Orbax allows you to specify this by passing a pytree of shardings in restore_args. If you already have a reference pytree that has all the arrays with the right sharding, you can use orbax_utils.restore_args_from_target to transform it into the restore_args that Orbax needs.

# The reference doesn't need to be as large as your checkpoint!
# Just make sure it has the `.sharding` you want.
mp_smaller = jax.device_put(np.arange(8).reshape(4, 2),
                            NamedSharding(mesh, PartitionSpec('x', 'y')))
ref_ckpt = {'model': mp_smaller}

restore_args = orbax_utils.restore_args_from_target(ref_ckpt)
async_checkpoint_manager.restore(
    0, items=ref_ckpt, restore_kwargs={'restore_args': restore_args})
{'model': Array([[ 0,  1],
        [ 2,  3],
        [ 4,  5],
        [ 6,  7],
        [ 8,  9],
        [10, 11],
        [12, 13],
        [14, 15]], dtype=int32)}

With the legacy Flax: use save_checkpoint_multiprocess#

In legacy Flax, to save multi-process arrays, use flax.training.checkpoints.save_checkpoint_multiprocess() in place of save_checkpoint() and with the same arguments.

If your checkpoint is too large, you can specify timeout_secs in the manager and give it more time to finish writing.

async_checkpointer = orbax.checkpoint.AsyncCheckpointer(orbax.checkpoint.PyTreeCheckpointHandler(), timeout_secs=50)
checkpoints.save_checkpoint_multiprocess(ckpt_dir,
                                         mp_ckpt,
                                         step=3,
                                         overwrite=True,
                                         keep=4,
                                         orbax_checkpointer=async_checkpointer)
'/tmp/flax_ckpt/checkpoint_3'
mp_restored = checkpoints.restore_checkpoint(ckpt_dir,
                                             target=ref_ckpt,
                                             step=3,
                                             orbax_checkpointer=async_checkpointer)
mp_restored
WARNING:absl:The transformations API will eventually be replaced by an upgraded design. The current API will not be removed until this point, but it will no longer be actively worked on.
{'model': Array([[ 0,  1],
        [ 2,  3],
        [ 4,  5],
        [ 6,  7],
        [ 8,  9],
        [10, 11],
        [12, 13],
        [14, 15]], dtype=int32)}

Orbax-as-backend troubleshooting#

As an intermediate stage of the migration (to Orbax from the legacy Flax checkpoints API), flax.training.checkpoints APIs will start to use Orbax as their backend when saving checkpoints starting from May 15, 2023.

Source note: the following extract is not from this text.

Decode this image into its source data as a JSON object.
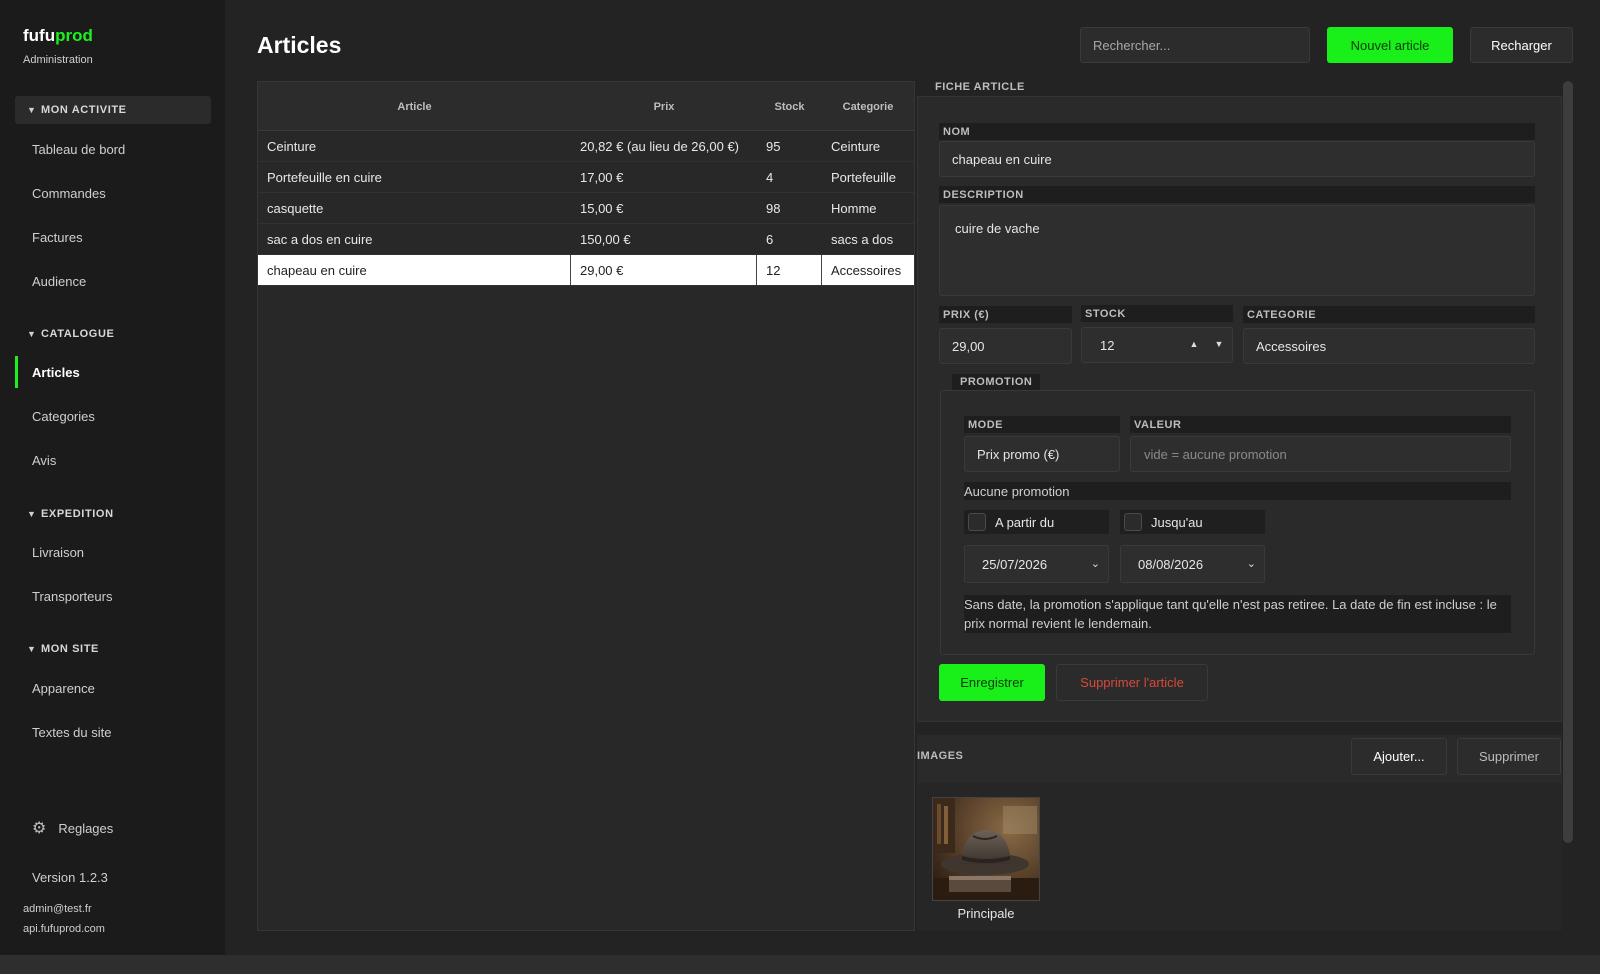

Checkpoints saved with the Orbax backend can be readable by either flax.training.checkpoints.restore_checkpoint or orbax.checkpoint.PyTreeCheckpointer.

Code-wise, this is equivalent to setting the config flag flax.config.flax_use_orbax_checkpointing default to True. You can overwrite this value in your project with flax.config.update('flax_use_orbax_checkpointing', <BoolValue>) at any time.

In general, this automatic migration will not affect most users. However, you may encounter issues if your API usage follows some specific pattern. Check out the sections below for troubleshooting.

If your devices hang when writing checkpoints#

If you are running in a multi-host environment (usually anything larger than 8 TPU devices) and your devices hang when writing checkpoints, check if your code is in the following pattern (that is, the save_checkpoint only ran on host 0):

if jax.process_index() == 0:
  flax.training.checkpoints.save_checkpoint(...)

Unfortunately this is a legacy pattern that will be deprecated and won’t be supported, because in a multi-process environment, the checkpointing code should coordinate among hosts instead of being triggered only on the host 0. Replacing the code above with the following should resolve the hang issue:

flax.training.checkpoints.save_checkpoint_multiprocess(...)

If you don’t save pytrees#

Orbax uses orbax.checkpoint.PyTreeCheckpointHandler to save checkpoints, which means they only save pytrees.

If you want to save singular arrays or numbers, you have two options:

  1. Use orbax.ArrayCheckpointHandler to save them following this migration section.

  2. Wrap it inside a pytree and save as usual.